A ghost mechanism: An analytical model of abrupt learning in recurrent networks

Abstract

Abrupt learning is a common phenomenon in recurrent neural networks (RNNs) trained on working memory tasks. In such cases, the networks develop transient slow regions in state space that extend the effective timescales of computation. However, the mechanisms driving sudden performance improvements and their causal role remain unclear. To address this gap, we introduce the ghost mechanism, a process by which dynamical systems exhibit transient slowdown near the remnant of a saddle-node bifurcation. By reducing the high-dimensional dynamics near ghost points, we derive a one-dimensional canonical form that analytically captures learning as a process controlled by a single scale parameter.

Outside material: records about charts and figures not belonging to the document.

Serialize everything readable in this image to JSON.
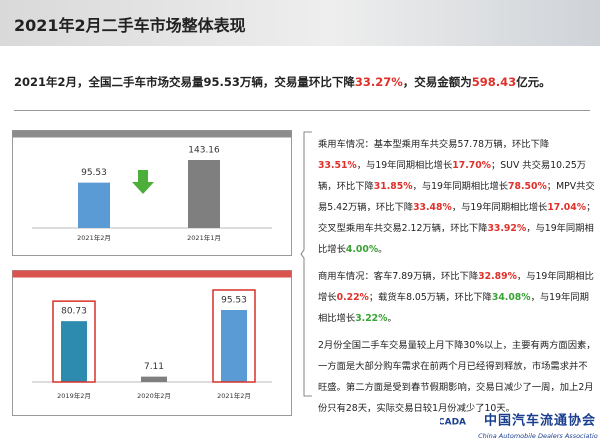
{
  "header": {
    "title": "2021年2月二手车市场整体表现"
  },
  "summary": [
    {
      "text": "2021年2月，全国二手车市场交易量95.53万辆，交易量环比下降"
    },
    {
      "text": "33.27%",
      "color": "#e0302a"
    },
    {
      "text": "，交易金额为"
    },
    {
      "text": "598.43",
      "color": "#e0302a"
    },
    {
      "text": "亿元。"
    }
  ],
  "chart_data": [
    {
      "type": "bar",
      "categories": [
        "2021年2月",
        "2021年1月"
      ],
      "values": [
        95.53,
        143.16
      ],
      "colors": [
        "#5b9bd5",
        "#7f7f7f"
      ]
    },
    {
      "type": "bar",
      "categories": [
        "2019年2月",
        "2020年2月",
        "2021年2月"
      ],
      "values": [
        80.73,
        7.11,
        95.53
      ],
      "colors": [
        "#2e8bb0",
        "#7f7f7f",
        "#5b9bd5"
      ]
    }
  ],
  "paragraphs": [
    [
      {
        "text": "乘用车情况：基本型乘用车共交易57.78万辆，环比下降"
      },
      {
        "text": "33.51%",
        "color": "#e0302a"
      },
      {
        "text": "，与19年同期相比增长"
      },
      {
        "text": "17.70%",
        "color": "#e0302a"
      },
      {
        "text": "；SUV 共交易10.25万辆，环比下降"
      },
      {
        "text": "31.85%",
        "color": "#e0302a"
      },
      {
        "text": "，与19年同期相比增长"
      },
      {
        "text": "78.50%",
        "color": "#e0302a"
      },
      {
        "text": "；MPV共交易5.42万辆，环比下降"
      },
      {
        "text": "33.48%",
        "color": "#e0302a"
      },
      {
        "text": "，与19年同期相比增长"
      },
      {
        "text": "17.04%",
        "color": "#e0302a"
      },
      {
        "text": "；交叉型乘用车共交易2.12万辆，环比下降"
      },
      {
        "text": "33.92%",
        "color": "#e0302a"
      },
      {
        "text": "，与19年同期相比增长"
      },
      {
        "text": "4.00%",
        "color": "#3aa335"
      },
      {
        "text": "。"
      }
    ],
    [
      {
        "text": "商用车情况：客车7.89万辆，环比下降"
      },
      {
        "text": "32.89%",
        "color": "#e0302a"
      },
      {
        "text": "，与19年同期相比增长"
      },
      {
        "text": "0.22%",
        "color": "#e0302a"
      },
      {
        "text": "；载货车8.05万辆，环比下降"
      },
      {
        "text": "34.08%",
        "color": "#3aa335"
      },
      {
        "text": "，与19年同期相比增长"
      },
      {
        "text": "3.22%",
        "color": "#3aa335"
      },
      {
        "text": "。"
      }
    ],
    [
      {
        "text": "2月份全国二手车交易量较上月下降30%以上，主要有两方面因素，一方面是大部分购车需求在前两个月已经得到释放，市场需求并不旺盛。第二方面是受到春节假期影响，交易日减少了一周，加上2月份只有28天，实际交易日较1月份减少了10天。"
      }
    ]
  ],
  "logo": {
    "abbr": "CADA",
    "name": "中国汽车流通协会",
    "english": "China Automobile Dealers Association"
  }
}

Using this model, we study a form of abrupt learning emerging from ghost points and identify a critical learning rate that scales as an inverse power law with the timescale of the learned computation. Beyond this rate, learning collapses through two interacting modes: (i) vanishing gradients and (ii) oscillatory gradients near minima. These features can lock the system into high-confidence but incorrect predictions when parameter updates trigger a no-learning zone, a region of parameter space where gradients vanish. We validate these predictions in low-rank RNNs, where ghost points precede abrupt transitions, and further demonstrate their generality in full-rank RNNs trained on canonical working memory tasks. Our theory offers two approaches to address these learning difficulties: increasing trainable ranks stabilizes learning trajectories, while reducing output confidence mitigates entrapment in no-learning zones. Overall, the ghost mechanism reveals how the computational demands of a task constrain the optimization landscape, demonstrating that well-known learning difficulties in RNNs partly arise from the dynamical systems they must learn to implement.